Roma, 18 febbraio 2015 - CICCIOLINA non è una pornostar. È una parte della storia italiana. Dentro il suo volto angelico – e sì, anche nel suo corpo nudo – ci sono gli anni ’70 della liberazione dei costumi, e un modo gioioso, diverso da quello ciò che la precedeva, di intendere il sesso e l’eros. Miss Ungheria a quindici anni, poi regina del porno italiano, Ilona Staller oggi è una signora che vive a Roma con i suoi gatti adorati. L’Italia l’ha adottata. Lei ama l’Italia. Da quando arrivò da Budapest, adolescente bellissima, grandi occhi azzurri e un violino. 

In questi giorni è divampata una polemica fra lei e Rocco Siffredi, suo celebre collega ora in gara all’“Isola dei famosi”. Che cosa è successo esattamente?

"È successo che lui ha parlato male di me, molte volte, con i giornalisti. Lui ha detto che sono una str… nella vita e nel lavoro. Che bisogno aveva? Io gliel’ho detto in faccia, non ho paura: al funerale di Riccardo Schicchi gli ho detto: smettila di parlare male di me. Lo abbiamo reso famoso io e Riccardo, lui era un ragazzo alle prime esperienze. Abbiamo creduto in lui, e lui cosa fa? Lo capirei se fosse una femminuccia isterica che gioca a fare la primadonna, ma così che motivo ha?". 

Lei all’“Isola dei famosi” non ci andrebbe?
"Come dicono a Roma, nun me ne po’ frega’ de meno". 

Quando era in piena attività di pornoattrice venne eletta nel Parlamento italiano. Oggi che cosa pensa dell’idea di un’area a luci rosse nella città di Roma?
"Io sono favorevole. Assolutamente sì. Come ad Amsterdam, e in molte città del Nord Europa. Invece di continuare con questa ipocrisia, per cui la prostituzione è illegale, e si fa finta di non vederla. Ma c’è. E allora invece di mandare le prostitute per strada, che rischiano di essere ammazzate, sarebbe meglio un quartiere a luci rosse, e strutture nelle quali possano essere tutelate, nell’igiene e nei pericoli". 

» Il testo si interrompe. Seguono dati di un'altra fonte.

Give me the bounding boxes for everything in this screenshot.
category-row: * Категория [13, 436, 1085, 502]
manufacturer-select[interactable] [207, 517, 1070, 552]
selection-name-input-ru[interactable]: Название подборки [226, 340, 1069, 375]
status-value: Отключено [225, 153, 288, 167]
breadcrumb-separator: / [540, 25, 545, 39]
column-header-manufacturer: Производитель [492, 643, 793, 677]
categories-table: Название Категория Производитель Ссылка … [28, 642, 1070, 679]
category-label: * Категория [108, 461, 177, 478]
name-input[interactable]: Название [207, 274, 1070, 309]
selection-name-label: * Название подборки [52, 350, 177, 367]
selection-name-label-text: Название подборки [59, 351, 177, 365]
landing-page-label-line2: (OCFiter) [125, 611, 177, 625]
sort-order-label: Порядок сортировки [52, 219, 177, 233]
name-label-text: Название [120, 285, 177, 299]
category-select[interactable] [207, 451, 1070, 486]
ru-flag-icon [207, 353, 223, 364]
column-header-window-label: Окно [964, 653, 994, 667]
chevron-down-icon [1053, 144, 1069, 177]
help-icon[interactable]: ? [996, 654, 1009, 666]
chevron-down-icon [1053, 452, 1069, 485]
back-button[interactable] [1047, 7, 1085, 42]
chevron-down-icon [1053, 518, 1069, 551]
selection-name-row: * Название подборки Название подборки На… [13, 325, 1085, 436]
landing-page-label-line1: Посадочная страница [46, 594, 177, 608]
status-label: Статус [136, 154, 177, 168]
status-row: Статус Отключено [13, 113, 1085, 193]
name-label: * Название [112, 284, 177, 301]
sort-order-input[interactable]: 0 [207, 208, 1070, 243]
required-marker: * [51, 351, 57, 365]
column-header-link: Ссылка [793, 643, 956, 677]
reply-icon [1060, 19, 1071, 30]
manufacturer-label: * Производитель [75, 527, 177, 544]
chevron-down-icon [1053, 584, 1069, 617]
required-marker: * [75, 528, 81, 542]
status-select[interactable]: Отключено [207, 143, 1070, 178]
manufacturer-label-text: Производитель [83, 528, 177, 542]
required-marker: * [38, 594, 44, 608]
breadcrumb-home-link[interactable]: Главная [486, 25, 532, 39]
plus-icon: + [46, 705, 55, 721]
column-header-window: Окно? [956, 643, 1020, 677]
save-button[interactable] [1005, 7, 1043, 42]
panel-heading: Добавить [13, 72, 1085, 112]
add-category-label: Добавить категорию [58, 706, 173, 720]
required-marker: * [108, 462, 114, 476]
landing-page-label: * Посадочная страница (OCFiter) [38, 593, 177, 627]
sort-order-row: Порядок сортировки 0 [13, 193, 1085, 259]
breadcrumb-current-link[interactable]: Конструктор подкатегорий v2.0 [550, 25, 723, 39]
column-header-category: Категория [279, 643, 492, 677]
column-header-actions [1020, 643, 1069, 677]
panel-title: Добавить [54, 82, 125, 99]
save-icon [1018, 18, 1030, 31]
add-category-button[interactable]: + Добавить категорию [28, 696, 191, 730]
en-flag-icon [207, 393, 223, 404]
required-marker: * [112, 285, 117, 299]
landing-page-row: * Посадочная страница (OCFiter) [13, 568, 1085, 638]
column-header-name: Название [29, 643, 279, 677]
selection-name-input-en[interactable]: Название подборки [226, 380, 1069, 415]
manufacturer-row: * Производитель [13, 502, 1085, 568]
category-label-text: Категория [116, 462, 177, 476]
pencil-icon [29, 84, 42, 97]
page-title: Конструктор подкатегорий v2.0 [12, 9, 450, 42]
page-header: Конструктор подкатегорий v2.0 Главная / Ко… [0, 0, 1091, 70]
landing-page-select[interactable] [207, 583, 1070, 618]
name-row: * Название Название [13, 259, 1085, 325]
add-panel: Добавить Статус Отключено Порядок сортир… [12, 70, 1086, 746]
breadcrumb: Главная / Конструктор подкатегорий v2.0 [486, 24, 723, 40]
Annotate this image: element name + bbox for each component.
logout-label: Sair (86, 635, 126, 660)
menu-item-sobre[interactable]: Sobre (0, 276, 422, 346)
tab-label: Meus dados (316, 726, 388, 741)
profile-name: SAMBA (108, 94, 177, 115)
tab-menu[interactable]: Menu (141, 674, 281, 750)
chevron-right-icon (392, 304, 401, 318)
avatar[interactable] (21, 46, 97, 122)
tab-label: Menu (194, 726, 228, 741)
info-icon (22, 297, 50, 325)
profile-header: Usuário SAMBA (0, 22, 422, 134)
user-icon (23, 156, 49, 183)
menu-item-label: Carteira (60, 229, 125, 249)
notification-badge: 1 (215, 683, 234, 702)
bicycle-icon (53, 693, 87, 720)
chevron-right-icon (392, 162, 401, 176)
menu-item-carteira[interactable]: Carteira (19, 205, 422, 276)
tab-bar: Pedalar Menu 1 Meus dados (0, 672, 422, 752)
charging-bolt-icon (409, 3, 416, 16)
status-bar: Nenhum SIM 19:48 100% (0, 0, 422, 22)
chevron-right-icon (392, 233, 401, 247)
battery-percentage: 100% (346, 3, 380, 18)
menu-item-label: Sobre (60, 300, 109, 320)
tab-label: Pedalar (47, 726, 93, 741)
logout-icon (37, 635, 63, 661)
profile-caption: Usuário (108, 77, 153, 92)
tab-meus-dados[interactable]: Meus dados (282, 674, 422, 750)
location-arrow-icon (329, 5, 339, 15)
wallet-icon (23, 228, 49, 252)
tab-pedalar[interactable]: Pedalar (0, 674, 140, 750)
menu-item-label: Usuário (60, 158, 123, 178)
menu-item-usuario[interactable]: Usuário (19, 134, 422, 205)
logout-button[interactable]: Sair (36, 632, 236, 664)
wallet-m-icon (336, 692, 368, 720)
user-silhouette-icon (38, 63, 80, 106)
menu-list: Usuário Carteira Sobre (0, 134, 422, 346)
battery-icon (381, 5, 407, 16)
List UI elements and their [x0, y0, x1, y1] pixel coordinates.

Se potesse fare una battaglia politica oggi, per cosa lotterebbe?
"Vorrei che fosse legalizzata l’eutanasia. Se io avessi un grande problema di salute, a mio figlio lascerei un foglio scritto, chiedendogli di staccare la spina. Vedere un familiare attaccato a una macchina, che diviene un vegetale, è terribile. Non è giusto né per lui né per la sua famiglia". 

Crede in Dio?
"Sì. Sono cattolica. Vado spesso in una piccola chiesa, dove c’è un parroco, don Adriano, fantastico. Che ha delle idee eccezionali sulla vita, è pieno di saggezza. È lui che ha battezzato mio figlio. Sono credente, ma non sono esaltata. Cristo non ha mai detto “odiate il sesso”, non ha mai detto di non fare l’amore. Il nostro corpo ha bisogno di gioire". 

Ma è vero che vorrebbe fare un nuovo film porno?
"Sì. L’ultimo. Vorrei fare un regalo a tutti i miei fan. Non un porno qualunque, ma un porno d’autore, con una storia interessante, una bella fotografia, belle musiche, con uno sguardo “d’autore”, erotico". 

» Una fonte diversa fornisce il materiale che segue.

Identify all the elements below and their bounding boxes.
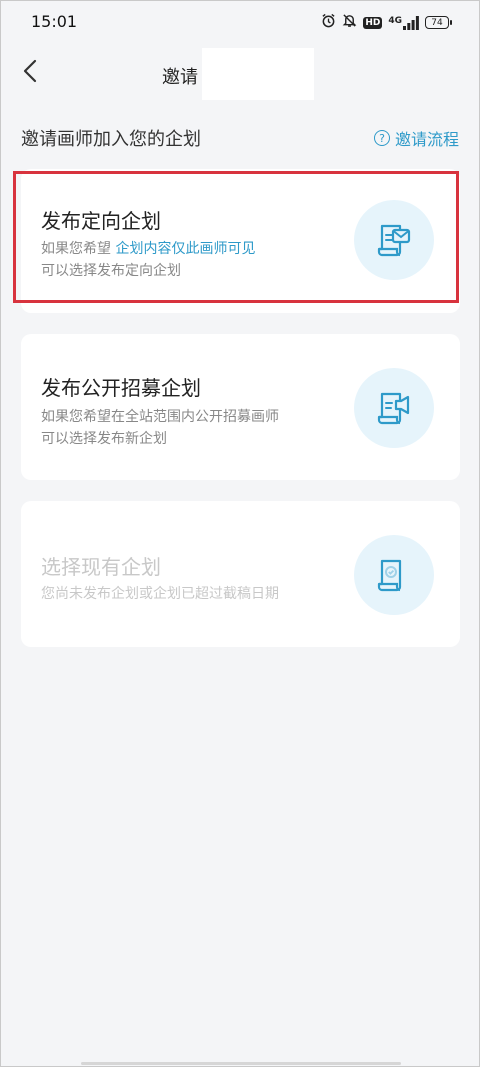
card-title: 发布公开招募企划 xyxy=(41,376,201,400)
back-button[interactable] xyxy=(15,57,45,89)
section-header: 邀请画师加入您的企划 ? 邀请流程 xyxy=(1,103,479,165)
question-circle-icon: ? xyxy=(373,130,390,146)
signal-icon: 4G xyxy=(388,15,419,30)
document-megaphone-icon xyxy=(354,368,434,448)
card-desc-line2: 可以选择发布定向企划 xyxy=(41,263,181,279)
hd-icon: HD xyxy=(363,16,383,29)
card-description: 如果您希望在全站范围内公开招募画师 可以选择发布新企划 xyxy=(41,406,279,450)
card-description: 如果您希望 企划内容仅此画师可见 可以选择发布定向企划 xyxy=(41,238,255,282)
document-check-icon xyxy=(354,535,434,615)
card-title: 选择现有企划 xyxy=(41,555,161,579)
page-title: 邀请 xyxy=(162,67,198,88)
nav-bar: 邀请 xyxy=(1,43,479,103)
document-mail-icon xyxy=(354,200,434,280)
card-directed-project[interactable]: 发布定向企划 如果您希望 企划内容仅此画师可见 可以选择发布定向企划 xyxy=(21,169,460,313)
mute-bell-icon xyxy=(342,13,357,32)
card-title: 发布定向企划 xyxy=(41,209,161,233)
network-type: 4G xyxy=(388,15,402,26)
alarm-icon xyxy=(321,13,336,32)
card-description: 您尚未发布企划或企划已超过截稿日期 xyxy=(41,583,279,605)
section-title: 邀请画师加入您的企划 xyxy=(21,129,201,150)
card-desc-line1: 如果您希望在全站范围内公开招募画师 xyxy=(41,409,279,425)
status-icons: HD 4G 74 xyxy=(321,13,452,32)
card-desc-line2: 可以选择发布新企划 xyxy=(41,431,167,447)
card-public-recruit-project[interactable]: 发布公开招募企划 如果您希望在全站范围内公开招募画师 可以选择发布新企划 xyxy=(21,334,460,480)
status-time: 15:01 xyxy=(31,12,78,31)
redacted-area xyxy=(202,48,314,100)
card-desc-highlight: 企划内容仅此画师可见 xyxy=(115,241,256,257)
battery-level: 74 xyxy=(431,17,443,28)
battery-icon: 74 xyxy=(425,16,452,29)
chevron-left-icon xyxy=(23,59,37,87)
home-indicator xyxy=(81,1062,401,1065)
invite-process-link[interactable]: ? 邀请流程 xyxy=(373,126,459,150)
status-bar: 15:01 HD 4G 74 xyxy=(1,1,479,43)
card-desc-line1: 您尚未发布企划或企划已超过截稿日期 xyxy=(41,586,279,602)
card-select-existing-project: 选择现有企划 您尚未发布企划或企划已超过截稿日期 xyxy=(21,501,460,647)
invite-process-label: 邀请流程 xyxy=(394,130,459,149)
card-desc-prefix: 如果您希望 xyxy=(41,241,116,257)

Com’è adesso la sua vita sentimentale?
"Sono single. Vivo con i miei gatti. Sono felice che mio figlio Ludwig invece abbia una fidanzata meravigliosa, Soraya". 

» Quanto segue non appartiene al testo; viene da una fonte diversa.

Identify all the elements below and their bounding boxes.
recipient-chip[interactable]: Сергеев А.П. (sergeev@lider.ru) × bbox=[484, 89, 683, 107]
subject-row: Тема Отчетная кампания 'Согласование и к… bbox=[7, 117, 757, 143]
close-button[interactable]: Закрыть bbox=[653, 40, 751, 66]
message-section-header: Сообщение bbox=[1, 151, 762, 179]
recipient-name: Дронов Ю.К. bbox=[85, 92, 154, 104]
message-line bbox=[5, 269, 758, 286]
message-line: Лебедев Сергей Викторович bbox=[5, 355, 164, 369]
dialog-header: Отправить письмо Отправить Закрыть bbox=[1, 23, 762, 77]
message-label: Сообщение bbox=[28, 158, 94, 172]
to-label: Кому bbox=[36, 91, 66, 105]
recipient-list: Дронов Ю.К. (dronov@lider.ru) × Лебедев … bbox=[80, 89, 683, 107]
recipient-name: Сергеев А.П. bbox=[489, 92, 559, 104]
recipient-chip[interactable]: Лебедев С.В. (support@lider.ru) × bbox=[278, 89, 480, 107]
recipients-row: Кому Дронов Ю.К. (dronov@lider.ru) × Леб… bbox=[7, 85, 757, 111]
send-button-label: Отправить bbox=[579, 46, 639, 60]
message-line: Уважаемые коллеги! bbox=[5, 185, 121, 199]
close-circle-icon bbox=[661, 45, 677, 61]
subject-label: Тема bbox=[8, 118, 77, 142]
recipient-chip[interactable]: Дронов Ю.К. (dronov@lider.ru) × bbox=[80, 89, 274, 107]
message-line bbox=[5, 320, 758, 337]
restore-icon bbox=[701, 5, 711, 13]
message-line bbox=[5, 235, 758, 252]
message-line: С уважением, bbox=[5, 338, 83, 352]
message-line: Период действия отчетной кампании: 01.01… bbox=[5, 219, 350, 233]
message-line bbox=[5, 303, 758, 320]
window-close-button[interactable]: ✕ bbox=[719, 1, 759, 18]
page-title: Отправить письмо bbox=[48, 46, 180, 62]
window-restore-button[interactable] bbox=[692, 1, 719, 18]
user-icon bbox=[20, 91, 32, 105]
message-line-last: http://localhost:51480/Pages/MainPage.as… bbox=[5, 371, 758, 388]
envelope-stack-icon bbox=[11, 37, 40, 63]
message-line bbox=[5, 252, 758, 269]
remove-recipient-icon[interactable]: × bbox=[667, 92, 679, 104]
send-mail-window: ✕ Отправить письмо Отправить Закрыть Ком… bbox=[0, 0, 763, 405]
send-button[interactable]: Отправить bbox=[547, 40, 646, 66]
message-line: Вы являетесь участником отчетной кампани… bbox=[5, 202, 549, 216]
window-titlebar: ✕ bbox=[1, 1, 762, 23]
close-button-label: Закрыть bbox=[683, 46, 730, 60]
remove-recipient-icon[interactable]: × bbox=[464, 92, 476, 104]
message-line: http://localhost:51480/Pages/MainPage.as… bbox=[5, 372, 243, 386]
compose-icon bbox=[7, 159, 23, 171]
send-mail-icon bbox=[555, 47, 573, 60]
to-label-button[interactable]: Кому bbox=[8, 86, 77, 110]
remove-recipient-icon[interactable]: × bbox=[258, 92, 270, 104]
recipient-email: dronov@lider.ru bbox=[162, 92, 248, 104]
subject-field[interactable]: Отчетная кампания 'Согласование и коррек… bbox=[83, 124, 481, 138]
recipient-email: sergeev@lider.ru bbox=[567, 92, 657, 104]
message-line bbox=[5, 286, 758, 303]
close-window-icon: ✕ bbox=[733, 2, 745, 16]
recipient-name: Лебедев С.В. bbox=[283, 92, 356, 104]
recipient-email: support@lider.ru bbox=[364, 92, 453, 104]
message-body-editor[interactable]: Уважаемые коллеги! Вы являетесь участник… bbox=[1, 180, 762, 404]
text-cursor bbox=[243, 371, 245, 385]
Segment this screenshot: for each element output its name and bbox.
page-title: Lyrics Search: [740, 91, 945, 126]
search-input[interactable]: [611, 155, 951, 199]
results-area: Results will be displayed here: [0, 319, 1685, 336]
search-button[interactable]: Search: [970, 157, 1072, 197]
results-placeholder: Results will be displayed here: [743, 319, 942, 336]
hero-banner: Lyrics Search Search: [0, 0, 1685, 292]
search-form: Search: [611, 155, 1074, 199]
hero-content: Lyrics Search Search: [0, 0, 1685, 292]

Ha paura del futuro, degli anni?
"Per ora no: faccio nuoto, vado in palestra, sono in salute. Mi fanno paura le malattie, mi fa paura la fine. Penso a Monica Scattini, una donna fantastica, morta troppo giovane. Ma la mia bisnonna è morta a 98 anni, mi piacerebbe seguire le sue orme. E poi, finché puoi camminare, prendere un treno o un aereo e andare in un posto, la vita è bella".